Não obstante isso, os norte-americanos solicitaram dos países europeus, situados na rota necessária e natural ao regresso de Morales, que lhe vedassem o espaço aéreo. A Convenção de Chicago, de 1944, que regula o tráfego aéreo (no caso de Morales, combinada com a Convenção de Viena sobre as relações diplomáticas) prevê que os aviões estrangeiros devem solicitar permissão de sobrevoo no território de qualquer nação, e que ela só pode ser negada em situações muito especiais, nenhuma delas poderia ser aventada pelos países que lhe negaram o direito de passagem.
O avião de Morales como o avião de Obama e de todos os chefes de Estado são militares, e voam com as bandeiras de suas respectivas forças aéreas, mas isso não os converte em caças ou bombardeios. No caso do presidente da Bolívia, trata-se de um jato executivo, com limitações de seus tanques de combustível. Negar-lhe sobrevoo e escalas técnicas, nesse caso, é expor os seus ocupantes aos riscos de um acidente — quase sempre fatal.
A reação dos países sul-americanos foi praticamente unânime.

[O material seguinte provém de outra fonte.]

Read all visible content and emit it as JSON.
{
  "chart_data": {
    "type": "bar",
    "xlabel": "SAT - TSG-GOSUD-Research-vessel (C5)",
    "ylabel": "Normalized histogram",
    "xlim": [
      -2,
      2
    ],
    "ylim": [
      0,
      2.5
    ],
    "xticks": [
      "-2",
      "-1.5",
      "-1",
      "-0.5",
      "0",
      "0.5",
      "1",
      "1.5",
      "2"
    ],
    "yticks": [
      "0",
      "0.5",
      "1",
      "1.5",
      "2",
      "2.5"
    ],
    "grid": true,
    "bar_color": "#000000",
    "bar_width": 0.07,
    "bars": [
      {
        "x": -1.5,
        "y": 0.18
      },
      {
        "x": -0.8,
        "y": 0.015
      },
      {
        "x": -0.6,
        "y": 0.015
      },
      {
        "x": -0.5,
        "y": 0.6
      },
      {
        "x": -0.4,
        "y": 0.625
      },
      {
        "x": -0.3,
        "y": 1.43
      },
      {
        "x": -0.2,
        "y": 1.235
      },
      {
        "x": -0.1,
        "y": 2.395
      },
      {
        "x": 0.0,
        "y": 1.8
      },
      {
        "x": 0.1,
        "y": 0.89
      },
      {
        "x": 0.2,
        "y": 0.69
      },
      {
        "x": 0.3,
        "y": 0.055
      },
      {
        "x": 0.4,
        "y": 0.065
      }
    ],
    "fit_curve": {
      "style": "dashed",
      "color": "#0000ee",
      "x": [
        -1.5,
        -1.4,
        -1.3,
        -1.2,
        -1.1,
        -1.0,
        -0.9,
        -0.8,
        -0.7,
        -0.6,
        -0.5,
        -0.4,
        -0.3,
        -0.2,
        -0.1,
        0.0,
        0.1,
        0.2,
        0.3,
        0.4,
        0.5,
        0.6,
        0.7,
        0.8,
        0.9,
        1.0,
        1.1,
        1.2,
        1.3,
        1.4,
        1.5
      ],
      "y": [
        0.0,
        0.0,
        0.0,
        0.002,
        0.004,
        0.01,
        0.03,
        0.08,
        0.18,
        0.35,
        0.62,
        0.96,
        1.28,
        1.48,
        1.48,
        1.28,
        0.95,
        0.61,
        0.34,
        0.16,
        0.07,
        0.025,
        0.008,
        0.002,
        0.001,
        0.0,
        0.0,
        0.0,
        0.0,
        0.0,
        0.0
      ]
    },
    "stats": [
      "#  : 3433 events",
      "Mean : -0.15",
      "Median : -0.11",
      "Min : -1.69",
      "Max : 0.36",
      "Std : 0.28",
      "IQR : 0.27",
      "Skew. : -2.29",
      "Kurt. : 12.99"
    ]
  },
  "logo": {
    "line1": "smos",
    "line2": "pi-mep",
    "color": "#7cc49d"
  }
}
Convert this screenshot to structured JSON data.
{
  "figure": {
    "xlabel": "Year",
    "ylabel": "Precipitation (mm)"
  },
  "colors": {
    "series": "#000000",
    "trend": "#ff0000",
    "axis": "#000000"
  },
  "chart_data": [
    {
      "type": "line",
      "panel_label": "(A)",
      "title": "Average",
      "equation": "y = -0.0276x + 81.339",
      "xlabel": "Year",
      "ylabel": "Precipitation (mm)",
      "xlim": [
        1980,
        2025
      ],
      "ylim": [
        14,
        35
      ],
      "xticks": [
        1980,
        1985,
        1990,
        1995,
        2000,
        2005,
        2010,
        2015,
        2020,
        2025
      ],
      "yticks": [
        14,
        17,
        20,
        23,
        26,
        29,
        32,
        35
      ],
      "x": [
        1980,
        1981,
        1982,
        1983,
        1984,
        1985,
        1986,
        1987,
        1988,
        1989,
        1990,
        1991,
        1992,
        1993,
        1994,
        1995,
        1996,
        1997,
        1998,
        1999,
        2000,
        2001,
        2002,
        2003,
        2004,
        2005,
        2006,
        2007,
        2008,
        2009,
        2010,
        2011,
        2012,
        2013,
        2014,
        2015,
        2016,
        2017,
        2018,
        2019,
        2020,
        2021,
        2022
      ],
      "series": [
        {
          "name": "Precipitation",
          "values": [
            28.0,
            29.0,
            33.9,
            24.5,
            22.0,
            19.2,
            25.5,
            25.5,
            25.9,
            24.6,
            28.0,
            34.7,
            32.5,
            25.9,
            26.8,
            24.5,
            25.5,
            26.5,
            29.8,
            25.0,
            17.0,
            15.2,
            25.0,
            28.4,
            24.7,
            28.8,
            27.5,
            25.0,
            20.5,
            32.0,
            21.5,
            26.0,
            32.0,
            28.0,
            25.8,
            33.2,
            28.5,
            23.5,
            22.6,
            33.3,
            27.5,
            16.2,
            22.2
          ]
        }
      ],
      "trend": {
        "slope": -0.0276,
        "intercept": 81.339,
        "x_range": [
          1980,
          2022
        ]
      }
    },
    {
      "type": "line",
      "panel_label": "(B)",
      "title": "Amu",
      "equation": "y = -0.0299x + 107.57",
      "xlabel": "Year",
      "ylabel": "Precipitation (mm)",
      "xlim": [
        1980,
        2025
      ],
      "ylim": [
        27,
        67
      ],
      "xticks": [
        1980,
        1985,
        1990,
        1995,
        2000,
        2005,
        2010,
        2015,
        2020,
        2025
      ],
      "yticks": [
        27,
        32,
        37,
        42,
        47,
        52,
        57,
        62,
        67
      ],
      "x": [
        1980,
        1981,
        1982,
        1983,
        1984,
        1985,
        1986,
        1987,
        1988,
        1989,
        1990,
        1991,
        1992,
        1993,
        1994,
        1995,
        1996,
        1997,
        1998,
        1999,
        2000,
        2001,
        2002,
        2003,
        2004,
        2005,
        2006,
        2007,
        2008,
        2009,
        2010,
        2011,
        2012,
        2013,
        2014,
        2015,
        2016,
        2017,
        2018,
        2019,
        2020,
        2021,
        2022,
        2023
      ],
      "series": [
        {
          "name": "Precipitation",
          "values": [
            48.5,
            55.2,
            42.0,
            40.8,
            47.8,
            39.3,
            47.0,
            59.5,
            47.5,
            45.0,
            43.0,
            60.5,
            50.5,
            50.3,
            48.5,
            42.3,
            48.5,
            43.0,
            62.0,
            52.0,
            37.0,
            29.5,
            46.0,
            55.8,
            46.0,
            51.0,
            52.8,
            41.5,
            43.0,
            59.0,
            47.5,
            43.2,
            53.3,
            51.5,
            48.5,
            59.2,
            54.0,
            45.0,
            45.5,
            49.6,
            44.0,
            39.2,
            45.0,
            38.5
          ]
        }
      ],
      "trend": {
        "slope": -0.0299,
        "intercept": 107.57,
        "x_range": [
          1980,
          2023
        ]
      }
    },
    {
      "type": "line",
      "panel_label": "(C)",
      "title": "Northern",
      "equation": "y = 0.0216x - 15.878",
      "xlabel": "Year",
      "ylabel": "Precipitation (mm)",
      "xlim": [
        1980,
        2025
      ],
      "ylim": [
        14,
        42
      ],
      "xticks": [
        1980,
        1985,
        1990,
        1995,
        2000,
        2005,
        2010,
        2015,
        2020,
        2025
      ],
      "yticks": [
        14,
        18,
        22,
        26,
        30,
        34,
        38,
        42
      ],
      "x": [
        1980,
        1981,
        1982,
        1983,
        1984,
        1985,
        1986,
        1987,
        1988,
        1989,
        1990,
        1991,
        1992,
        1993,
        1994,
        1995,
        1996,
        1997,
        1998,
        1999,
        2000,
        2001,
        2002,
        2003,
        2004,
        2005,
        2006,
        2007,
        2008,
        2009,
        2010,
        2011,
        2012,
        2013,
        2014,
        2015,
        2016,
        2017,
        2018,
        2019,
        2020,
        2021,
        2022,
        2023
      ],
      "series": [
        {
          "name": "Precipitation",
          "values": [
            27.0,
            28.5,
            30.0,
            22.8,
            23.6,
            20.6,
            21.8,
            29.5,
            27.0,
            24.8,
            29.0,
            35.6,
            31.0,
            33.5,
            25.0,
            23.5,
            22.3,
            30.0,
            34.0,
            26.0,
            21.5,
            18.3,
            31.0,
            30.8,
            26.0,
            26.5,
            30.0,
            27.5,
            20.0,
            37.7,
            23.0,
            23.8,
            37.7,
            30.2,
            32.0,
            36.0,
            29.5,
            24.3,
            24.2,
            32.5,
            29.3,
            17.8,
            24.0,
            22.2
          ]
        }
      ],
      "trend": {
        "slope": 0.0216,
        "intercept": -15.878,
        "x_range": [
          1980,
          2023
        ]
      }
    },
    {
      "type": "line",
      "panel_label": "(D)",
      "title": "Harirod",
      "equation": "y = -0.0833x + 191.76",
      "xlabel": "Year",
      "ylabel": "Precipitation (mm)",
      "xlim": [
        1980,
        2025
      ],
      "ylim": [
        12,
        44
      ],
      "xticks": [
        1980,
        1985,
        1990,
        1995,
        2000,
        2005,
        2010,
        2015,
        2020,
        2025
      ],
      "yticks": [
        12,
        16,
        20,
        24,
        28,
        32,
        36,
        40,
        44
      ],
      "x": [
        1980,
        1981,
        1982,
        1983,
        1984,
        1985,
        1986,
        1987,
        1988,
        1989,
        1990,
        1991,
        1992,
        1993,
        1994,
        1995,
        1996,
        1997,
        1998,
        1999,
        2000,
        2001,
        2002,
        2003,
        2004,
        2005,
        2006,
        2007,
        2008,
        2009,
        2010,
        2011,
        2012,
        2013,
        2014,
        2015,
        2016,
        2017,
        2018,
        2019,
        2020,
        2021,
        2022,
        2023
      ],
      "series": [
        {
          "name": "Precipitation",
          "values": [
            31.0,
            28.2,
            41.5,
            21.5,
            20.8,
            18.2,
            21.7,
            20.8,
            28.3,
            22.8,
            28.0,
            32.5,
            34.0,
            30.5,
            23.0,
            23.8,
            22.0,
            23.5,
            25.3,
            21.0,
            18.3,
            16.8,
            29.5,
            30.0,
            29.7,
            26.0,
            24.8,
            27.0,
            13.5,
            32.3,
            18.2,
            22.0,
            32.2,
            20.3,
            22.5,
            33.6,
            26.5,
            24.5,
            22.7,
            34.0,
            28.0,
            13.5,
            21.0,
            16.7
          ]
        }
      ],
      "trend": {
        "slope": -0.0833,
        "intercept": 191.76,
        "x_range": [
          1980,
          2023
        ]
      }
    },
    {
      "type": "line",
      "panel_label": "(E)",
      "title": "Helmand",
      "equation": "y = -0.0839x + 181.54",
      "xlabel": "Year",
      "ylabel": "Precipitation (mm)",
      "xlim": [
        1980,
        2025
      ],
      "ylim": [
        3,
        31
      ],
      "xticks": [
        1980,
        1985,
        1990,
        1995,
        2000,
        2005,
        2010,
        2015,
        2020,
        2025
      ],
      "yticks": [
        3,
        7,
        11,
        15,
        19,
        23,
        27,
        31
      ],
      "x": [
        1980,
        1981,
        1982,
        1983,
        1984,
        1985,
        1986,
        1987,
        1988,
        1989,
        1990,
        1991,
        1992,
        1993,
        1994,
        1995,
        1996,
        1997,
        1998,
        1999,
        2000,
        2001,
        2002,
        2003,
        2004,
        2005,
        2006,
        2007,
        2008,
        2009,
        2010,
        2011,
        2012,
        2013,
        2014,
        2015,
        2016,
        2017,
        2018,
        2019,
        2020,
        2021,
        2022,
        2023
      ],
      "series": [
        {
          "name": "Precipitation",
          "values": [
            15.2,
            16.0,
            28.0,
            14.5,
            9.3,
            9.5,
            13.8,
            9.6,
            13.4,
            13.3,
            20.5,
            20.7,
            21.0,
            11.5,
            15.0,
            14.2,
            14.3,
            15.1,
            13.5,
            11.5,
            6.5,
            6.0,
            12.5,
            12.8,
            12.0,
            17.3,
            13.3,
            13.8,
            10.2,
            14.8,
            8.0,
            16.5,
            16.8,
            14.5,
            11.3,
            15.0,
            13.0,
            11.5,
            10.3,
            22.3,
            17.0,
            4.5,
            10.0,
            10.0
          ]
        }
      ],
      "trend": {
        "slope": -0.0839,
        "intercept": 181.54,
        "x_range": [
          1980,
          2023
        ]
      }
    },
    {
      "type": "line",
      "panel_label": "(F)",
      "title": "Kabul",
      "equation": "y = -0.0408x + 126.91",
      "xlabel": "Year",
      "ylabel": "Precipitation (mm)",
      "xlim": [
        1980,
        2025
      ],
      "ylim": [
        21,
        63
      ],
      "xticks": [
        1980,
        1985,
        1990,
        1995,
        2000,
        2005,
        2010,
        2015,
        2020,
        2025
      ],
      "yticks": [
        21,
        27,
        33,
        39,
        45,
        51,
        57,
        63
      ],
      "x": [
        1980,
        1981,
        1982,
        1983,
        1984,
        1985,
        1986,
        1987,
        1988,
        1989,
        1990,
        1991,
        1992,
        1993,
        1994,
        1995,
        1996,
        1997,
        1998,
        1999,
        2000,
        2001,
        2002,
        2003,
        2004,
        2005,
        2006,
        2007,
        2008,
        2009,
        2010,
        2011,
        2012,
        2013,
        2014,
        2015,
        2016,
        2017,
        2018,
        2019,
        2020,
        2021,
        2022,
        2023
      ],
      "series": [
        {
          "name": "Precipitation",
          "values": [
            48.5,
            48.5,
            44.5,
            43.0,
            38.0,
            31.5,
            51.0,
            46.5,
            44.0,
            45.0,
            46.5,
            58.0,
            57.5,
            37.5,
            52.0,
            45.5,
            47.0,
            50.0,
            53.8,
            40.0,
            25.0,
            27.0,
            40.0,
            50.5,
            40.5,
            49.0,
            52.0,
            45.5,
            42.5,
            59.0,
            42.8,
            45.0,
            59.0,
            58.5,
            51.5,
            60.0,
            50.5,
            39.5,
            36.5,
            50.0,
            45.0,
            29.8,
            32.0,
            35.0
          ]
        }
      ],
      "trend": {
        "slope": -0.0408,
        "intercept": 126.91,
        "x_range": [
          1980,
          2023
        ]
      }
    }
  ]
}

Trata-se de uma ofensa coletiva. Até mesmo homens que militam na direita, como o escritor Vargas Llosa, protestaram contra o comportamento de países como a França, e da própria Espanha — da qual o escritor é também cidadão — que se submeteram às ordens de Washington.
As lições são claras. A unidade da América do Sul deixa de ser um sonho. Não se trata de saber se ela é viável ou não — é, sim, um caso de extrema necessidade. Como disse Perón, ou nos unimos, ou nos escravizam.